Aussi n'est-il pas étonnant que les gouvernements de la République arabe unie et du Soudan se soient adressés à un organisme international, à l'UNESCO, pour lui demander d'essayer de sauver les richesses en péril. Ces richesses, en effet, dont il est déjà affligeant d'être obligé de dire que la perte peut en être prochaine, n'appartiennent pas seulement aux nations qui en sont aujourd'hui dépositaires. Le monde entier a droit à leur pérennité. Elles font partie d'un patrimoine commun qui comprend aussi bien le message de Socrate que les fresques d'Ajouta, les murs d’Uxmal que les symphonies de Beethoven. Une protection universelle est due aux monuments de valeur universelle. Chaque fois qu'il se perd un seul de ces biens qui, selon la formule du poète, ne diminuent pas, mais augmentent par le partage, tous les hommes se retrouvent également frustrés.
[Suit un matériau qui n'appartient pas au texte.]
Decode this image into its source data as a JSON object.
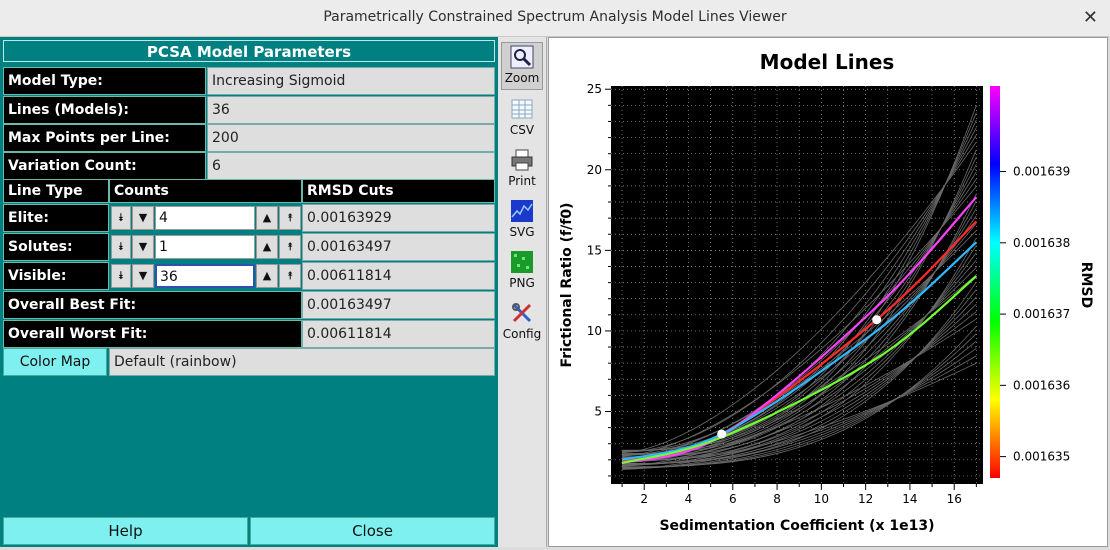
{
  "window": {
    "title": "Parametrically Constrained Spectrum Analysis Model Lines Viewer",
    "close_glyph": "✕"
  },
  "params": {
    "header": "PCSA Model Parameters",
    "rows": [
      {
        "label": "Model Type:",
        "value": "Increasing Sigmoid"
      },
      {
        "label": "Lines (Models):",
        "value": "36"
      },
      {
        "label": "Max Points per Line:",
        "value": "200"
      },
      {
        "label": "Variation Count:",
        "value": "6"
      }
    ],
    "table_headers": {
      "type": "Line Type",
      "counts": "Counts",
      "rmsd": "RMSD Cuts"
    },
    "line_rows": [
      {
        "label": "Elite:",
        "count": "4",
        "rmsd": "0.00163929"
      },
      {
        "label": "Solutes:",
        "count": "1",
        "rmsd": "0.00163497"
      },
      {
        "label": "Visible:",
        "count": "36",
        "rmsd": "0.00611814"
      }
    ],
    "best_fit": {
      "label": "Overall Best Fit:",
      "value": "0.00163497"
    },
    "worst_fit": {
      "label": "Overall Worst Fit:",
      "value": "0.00611814"
    },
    "color_map": {
      "button": "Color Map",
      "value": "Default (rainbow)"
    }
  },
  "buttons": {
    "help": "Help",
    "close": "Close"
  },
  "toolbar": {
    "zoom": "Zoom",
    "csv": "CSV",
    "print": "Print",
    "svg": "SVG",
    "png": "PNG",
    "config": "Config"
  },
  "chart_data": {
    "type": "line",
    "title": "Model Lines",
    "xlabel": "Sedimentation Coefficient (x 1e13)",
    "ylabel": "Frictional Ratio (f/f0)",
    "colorbar_label": "RMSD",
    "xlim": [
      0.5,
      17.3
    ],
    "ylim": [
      0.5,
      25.2
    ],
    "x_ticks": [
      2,
      4,
      6,
      8,
      10,
      12,
      14,
      16
    ],
    "y_ticks": [
      5,
      10,
      15,
      20,
      25
    ],
    "colorbar_ticks": [
      "0.001639",
      "0.001638",
      "0.001637",
      "0.001636",
      "0.001635"
    ],
    "colorbar_range": [
      0.0016347,
      0.0016402
    ],
    "grid": true,
    "background": "#000000",
    "series": [
      {
        "color": "#ff2a2a",
        "x": [
          1,
          5.5,
          12.5,
          17
        ],
        "y": [
          1.9,
          3.6,
          10.7,
          16.8
        ]
      },
      {
        "color": "#ff40ff",
        "x": [
          1,
          5.5,
          12.5,
          17
        ],
        "y": [
          1.8,
          3.5,
          11.5,
          18.3
        ]
      },
      {
        "color": "#30b8ff",
        "x": [
          1,
          5.5,
          12.5,
          17
        ],
        "y": [
          2.0,
          3.6,
          10.0,
          15.5
        ]
      },
      {
        "color": "#70ff30",
        "x": [
          1,
          5.5,
          12.5,
          17
        ],
        "y": [
          1.8,
          3.4,
          8.3,
          13.4
        ]
      }
    ],
    "points": [
      {
        "x": 5.5,
        "y": 3.6
      },
      {
        "x": 12.5,
        "y": 10.7
      }
    ]
  }
}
D'autre part, il ne s'agit pas seulement de maintenir ce qui peut disparaître : il s'agit de répandre et de multiplier une opulence encore secrète. En contrepartie de l'aide que le monde leur apporte, les gouvernements du Caire et de Khartoum ouvrent aux fouilles des archéologues l'étendue entière de leur territoire et consentent que la moitié des d'art rendues à la lumière par la science et la chance aillent enrichir les musées étrangers. Ils acceptent jusqu'au transport, pierre par pierre, de certains édifices de la Nubie.

Une ère nouvelle, un développement superbe sont ainsi offerts à l'égyptologie, si bien qu'au lieu d'un monde appauvri d'une partie de ses prodiges, c'est soudain pour l'humanité l'espoir assuré d'une révélation de splendeurs inédites.

Une si belle cause mérite un effort à sa mesure. C'est pourquoi j’invite avec confiance les gouvernements, les institutions et les fondations publiques ou privées, et toute personne de bonne volonté, à contribuer au succès d'une sans précédent dans l’histoire : services, engins, argent seront également nécessaires. Tous peuvent contribuer, et de mille manières. Il convient que, d'une terre qui fut tant de fois, au cours des siècles, le théâtre ou l'enjeu des contestations de l'avidité, soit issue une preuve persuasive de fraternité internationale.

« L'Egypte est un don du Nil » : telle est la première phrase grecque que d'innombrables écoliers ont appris à traduire. Que les peuples s'unissent pour empêcher le Nil, source accrue de fécondité et d'énergie, de devenir le tombeau liquide d'une partie des merveilles que les hommes d'aujourd'hui ont reçues des hommes de jadis.